Les amendements nos 14, 15 et 24 de Mme Nyssens sont rejetés par 8 voix et 1 abstention.

L'amendement nº 33 de Mme de T' Serclaes et consorts est adopté par 8 voix et 1 abstention.

L'amendement nº 42 de M. Hugo Vandenberghe est rejeté par 8 voix contre 1.

L'article 2 amendé est adopté par 8 voix contre 1.

L'amendement nº 3 du gouvernement est adopté par 8 voix contre 1.

L'amendement nº 4 du gouvernement et les amendements nos 25 et 31 de Mme de T' Serclaes sont retirés.

Les amendements nos 16, 17 et 18 de Mme Nyssens sont rejetés par 8 voix contre 1.

Les amendements nos 19, 26 et 20 de Mme Nyssens sont rejetés par 8 voix et 1 abstention.

Les amendements nos 51 et 32 de Mme de T' Serclaes est consorts sont adoptés par 8 voix et 1 abstention.

Les amendements nos 43 à 46 de M. Hugo Vandenberghe sont rejetés par 8 voix contre 1.

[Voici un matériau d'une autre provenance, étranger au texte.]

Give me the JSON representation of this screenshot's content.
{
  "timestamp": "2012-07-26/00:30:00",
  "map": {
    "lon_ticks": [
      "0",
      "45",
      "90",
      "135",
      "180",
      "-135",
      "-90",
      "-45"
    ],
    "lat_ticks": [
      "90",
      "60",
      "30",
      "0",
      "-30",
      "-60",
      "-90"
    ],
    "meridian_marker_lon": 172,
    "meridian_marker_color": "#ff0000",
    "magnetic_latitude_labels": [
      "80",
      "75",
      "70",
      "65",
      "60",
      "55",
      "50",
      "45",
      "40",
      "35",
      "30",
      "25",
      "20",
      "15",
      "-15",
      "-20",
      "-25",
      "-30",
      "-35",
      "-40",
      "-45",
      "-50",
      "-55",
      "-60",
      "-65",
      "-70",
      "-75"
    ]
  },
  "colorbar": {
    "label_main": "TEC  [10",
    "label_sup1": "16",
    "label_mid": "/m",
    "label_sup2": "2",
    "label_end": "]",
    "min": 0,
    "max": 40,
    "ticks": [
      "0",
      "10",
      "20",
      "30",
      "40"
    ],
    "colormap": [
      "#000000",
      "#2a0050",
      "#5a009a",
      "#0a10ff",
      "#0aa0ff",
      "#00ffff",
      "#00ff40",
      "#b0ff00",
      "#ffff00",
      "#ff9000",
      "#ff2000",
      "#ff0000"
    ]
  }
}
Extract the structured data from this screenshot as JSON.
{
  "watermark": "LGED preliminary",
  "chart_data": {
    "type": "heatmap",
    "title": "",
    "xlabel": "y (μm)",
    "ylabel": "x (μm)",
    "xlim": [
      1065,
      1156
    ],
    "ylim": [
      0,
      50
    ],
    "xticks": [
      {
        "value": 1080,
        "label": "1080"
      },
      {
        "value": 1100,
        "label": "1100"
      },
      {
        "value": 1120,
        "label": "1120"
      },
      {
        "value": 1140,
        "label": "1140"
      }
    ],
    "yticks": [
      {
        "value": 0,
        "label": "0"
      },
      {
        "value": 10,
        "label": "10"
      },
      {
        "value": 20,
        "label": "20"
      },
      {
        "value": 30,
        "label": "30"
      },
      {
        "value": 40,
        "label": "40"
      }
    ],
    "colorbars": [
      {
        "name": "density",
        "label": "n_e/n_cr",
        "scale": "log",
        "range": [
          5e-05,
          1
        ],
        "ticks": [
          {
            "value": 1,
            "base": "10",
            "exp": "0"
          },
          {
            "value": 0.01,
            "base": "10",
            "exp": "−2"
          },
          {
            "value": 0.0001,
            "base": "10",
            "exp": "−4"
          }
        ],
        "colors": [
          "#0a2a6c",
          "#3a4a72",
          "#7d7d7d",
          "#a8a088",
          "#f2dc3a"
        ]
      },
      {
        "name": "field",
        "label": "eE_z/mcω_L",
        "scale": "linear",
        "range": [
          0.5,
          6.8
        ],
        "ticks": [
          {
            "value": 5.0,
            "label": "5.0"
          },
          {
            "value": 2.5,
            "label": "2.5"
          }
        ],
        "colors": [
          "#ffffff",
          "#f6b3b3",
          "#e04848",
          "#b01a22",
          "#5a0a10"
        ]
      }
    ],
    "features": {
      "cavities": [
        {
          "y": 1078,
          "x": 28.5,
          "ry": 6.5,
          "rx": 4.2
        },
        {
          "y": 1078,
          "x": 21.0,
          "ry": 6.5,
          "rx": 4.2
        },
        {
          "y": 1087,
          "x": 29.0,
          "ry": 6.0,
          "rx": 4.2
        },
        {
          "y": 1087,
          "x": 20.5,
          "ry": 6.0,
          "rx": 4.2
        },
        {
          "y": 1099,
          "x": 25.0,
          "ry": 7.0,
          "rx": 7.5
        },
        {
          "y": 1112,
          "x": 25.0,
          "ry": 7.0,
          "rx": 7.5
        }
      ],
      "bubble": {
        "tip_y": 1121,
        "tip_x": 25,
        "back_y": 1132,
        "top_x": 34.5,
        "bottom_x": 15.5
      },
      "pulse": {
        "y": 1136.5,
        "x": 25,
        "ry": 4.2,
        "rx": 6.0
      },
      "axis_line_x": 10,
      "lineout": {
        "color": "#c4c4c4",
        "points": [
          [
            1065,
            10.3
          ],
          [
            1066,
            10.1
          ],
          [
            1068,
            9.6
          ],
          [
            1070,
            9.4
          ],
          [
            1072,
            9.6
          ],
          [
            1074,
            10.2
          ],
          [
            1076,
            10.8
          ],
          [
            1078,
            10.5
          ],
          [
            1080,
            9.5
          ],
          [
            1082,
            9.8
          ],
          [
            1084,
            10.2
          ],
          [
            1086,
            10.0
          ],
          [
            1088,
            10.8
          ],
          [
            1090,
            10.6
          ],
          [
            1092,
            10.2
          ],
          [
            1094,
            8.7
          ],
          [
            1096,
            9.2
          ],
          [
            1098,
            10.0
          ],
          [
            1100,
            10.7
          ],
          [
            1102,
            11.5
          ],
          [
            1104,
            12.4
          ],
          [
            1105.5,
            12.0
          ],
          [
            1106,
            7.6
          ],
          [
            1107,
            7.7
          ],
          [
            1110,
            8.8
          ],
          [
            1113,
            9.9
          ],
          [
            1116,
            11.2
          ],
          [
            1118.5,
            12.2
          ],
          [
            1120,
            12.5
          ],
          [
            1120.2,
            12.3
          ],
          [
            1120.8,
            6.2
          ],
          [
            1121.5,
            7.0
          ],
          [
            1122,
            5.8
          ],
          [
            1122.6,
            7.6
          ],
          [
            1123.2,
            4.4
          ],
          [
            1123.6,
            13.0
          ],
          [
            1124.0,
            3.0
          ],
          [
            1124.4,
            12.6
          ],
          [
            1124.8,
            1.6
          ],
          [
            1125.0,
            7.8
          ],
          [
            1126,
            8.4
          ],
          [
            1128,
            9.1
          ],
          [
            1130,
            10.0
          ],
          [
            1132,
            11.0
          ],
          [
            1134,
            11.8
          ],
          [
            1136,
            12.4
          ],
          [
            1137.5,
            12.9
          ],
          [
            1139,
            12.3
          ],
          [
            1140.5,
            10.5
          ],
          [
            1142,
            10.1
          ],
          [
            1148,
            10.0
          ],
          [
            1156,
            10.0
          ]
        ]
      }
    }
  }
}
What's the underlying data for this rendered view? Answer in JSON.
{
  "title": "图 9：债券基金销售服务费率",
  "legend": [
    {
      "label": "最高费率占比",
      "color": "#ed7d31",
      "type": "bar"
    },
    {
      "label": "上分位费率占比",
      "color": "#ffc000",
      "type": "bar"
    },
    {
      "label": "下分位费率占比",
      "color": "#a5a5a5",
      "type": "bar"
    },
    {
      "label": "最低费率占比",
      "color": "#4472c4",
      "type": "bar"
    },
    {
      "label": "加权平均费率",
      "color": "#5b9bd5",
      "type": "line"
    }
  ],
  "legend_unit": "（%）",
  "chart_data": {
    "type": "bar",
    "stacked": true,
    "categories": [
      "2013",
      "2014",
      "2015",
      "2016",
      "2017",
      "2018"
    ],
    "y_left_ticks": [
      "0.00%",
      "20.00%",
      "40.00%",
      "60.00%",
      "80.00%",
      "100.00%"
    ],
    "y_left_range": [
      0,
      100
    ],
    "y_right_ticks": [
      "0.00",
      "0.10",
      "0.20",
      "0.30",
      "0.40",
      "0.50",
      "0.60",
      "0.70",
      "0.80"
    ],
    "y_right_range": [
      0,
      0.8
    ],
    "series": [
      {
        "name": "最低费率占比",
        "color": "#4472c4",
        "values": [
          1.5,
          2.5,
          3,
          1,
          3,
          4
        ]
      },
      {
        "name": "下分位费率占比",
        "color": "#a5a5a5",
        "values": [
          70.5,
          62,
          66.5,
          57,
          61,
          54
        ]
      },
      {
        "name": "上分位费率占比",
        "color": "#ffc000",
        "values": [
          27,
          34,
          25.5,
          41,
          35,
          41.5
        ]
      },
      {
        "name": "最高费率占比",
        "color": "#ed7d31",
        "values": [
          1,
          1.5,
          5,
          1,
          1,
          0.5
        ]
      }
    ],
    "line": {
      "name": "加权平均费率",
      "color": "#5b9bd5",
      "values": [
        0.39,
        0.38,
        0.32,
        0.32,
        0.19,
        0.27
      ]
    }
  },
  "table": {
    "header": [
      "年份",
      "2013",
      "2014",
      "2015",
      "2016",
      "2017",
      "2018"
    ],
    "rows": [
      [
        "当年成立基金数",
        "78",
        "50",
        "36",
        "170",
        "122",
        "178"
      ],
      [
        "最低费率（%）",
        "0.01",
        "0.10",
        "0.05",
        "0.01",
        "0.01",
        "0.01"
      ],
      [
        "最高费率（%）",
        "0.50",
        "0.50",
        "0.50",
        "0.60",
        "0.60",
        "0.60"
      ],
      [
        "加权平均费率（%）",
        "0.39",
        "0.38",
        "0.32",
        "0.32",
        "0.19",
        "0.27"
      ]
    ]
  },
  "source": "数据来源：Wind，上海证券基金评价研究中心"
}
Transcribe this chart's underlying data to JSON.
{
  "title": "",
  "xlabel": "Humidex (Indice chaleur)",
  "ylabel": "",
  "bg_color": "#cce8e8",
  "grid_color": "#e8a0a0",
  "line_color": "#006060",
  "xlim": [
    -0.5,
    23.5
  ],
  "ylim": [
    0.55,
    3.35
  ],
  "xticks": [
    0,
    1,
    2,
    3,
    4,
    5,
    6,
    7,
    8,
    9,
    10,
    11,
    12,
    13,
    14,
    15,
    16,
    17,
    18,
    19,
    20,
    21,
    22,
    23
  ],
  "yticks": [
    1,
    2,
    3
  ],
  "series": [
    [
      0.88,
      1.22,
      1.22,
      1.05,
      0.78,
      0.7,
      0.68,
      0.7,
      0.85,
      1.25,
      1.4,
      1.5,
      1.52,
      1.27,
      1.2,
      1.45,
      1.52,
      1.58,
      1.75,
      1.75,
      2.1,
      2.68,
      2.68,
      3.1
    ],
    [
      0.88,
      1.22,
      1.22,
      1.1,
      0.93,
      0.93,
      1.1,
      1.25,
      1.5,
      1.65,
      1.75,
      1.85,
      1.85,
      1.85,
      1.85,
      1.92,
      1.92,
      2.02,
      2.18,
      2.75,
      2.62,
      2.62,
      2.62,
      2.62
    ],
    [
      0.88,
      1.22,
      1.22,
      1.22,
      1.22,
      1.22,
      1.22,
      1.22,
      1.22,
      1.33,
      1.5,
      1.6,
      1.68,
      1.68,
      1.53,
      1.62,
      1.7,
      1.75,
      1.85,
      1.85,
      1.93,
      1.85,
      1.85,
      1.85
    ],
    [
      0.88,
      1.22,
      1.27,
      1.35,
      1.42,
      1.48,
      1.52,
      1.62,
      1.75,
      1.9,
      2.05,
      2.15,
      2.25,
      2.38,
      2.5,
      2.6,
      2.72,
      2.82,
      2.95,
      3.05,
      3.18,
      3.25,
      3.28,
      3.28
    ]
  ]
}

L'article 3 amendé est adopté par 8 voix contre 1.

L'article 4 est adopté par 8 voix contre 1.

Les amendements nos 37, 30 et 10 du gouvernement sont adoptés par 8 voix contre 1.

Les amendements nos 21 et 22 de Mme Nyssens sont rejetés par 8 voix contre 1.

L'amendement nº 34 de Mme de T' Serclaes et consorts est retiré.

L'amendement nº 41 de M. Mahoux et Mme Laloy devient sans objet.

Les amendements nos 47 à 50 de M. Hugo Vandenberghe sont rejetés par 8 voix contre 1.

L'article 5 amendé est adopté par 8 voix contre 1.

Les articles 6 et 7 sont adoptés par 8 voix contre 1.

L'amendement nº 35 de Mme de T' Serclaes et consorts et l'article 8 ainsi amendé sont adoptés 8 voix et 1 abstention.

L'article 9 est adopté par 8 voix contre 1.

L'amendement nº 36 de Mme de T' Serclaes et consorts et l'article 9 ainsi amendé sont adoptés 8 voix et 1 abstention.

L'amendement nº 5 du gouvernement et l'amendement nº 40 de M. Mahoux et Mme Laloy sont adoptés par 8 voix et 1 abstention.

L'article 11 est adopté par 8 voix contre 1.

L'amendement nº 6 du gouvernement est adopté par 8 voix contre 1.

L'amendement nº 23 de Mme Nyssens est rejeté par 8 voix et 1 abstention.

L'amendement nº 7 du gouvernement est adopté par 8 voix et 1 abstention.

L'article 12 amendé est adopté par 8 voix contre 1.

L'amendement nº 8 du gouvernement est adopté par 8 voix contre 1.

L'amendement nº 9 du gouvernement est adopté par 8 voix et 1 abstention.

L'article 13 amendé est adopté par 8 voix contre 1.

L'amendement nº 11 du gouvernement est adopté par 8 voix contre 1.

L'amendement nº 39 du gouvernement et l'article 14 ainsi amendé sont adoptés 8 voix contre 1.

L'amendement nº 12 du gouvernement est adopté par 8 voix contre 1.

Les amendements nos 27 et 28 de Mme Nyssens deviennent sans objet.

VII. VOTE FINAL

L'ensemble du projet de loi amendé a été adopté par 8 voix contre 1.


Le présent rapport est a été approuvé à l'unanimité des 10 membres présents.

La rapporteuse, Le président,
Fauzaya TALHAOUI. Hugo VANDENBERGHE.

(1) Note de la rapporteuse: Le projet de loi à l'examen a également été évoqué lors des auditions relatives au projet de loi instaurant la Commission de modernisation de l'ordre judiciaire et le Conseil général des partenaires de l'ordre judiciaire (voir doc. Sénat, nº 3-1720/3).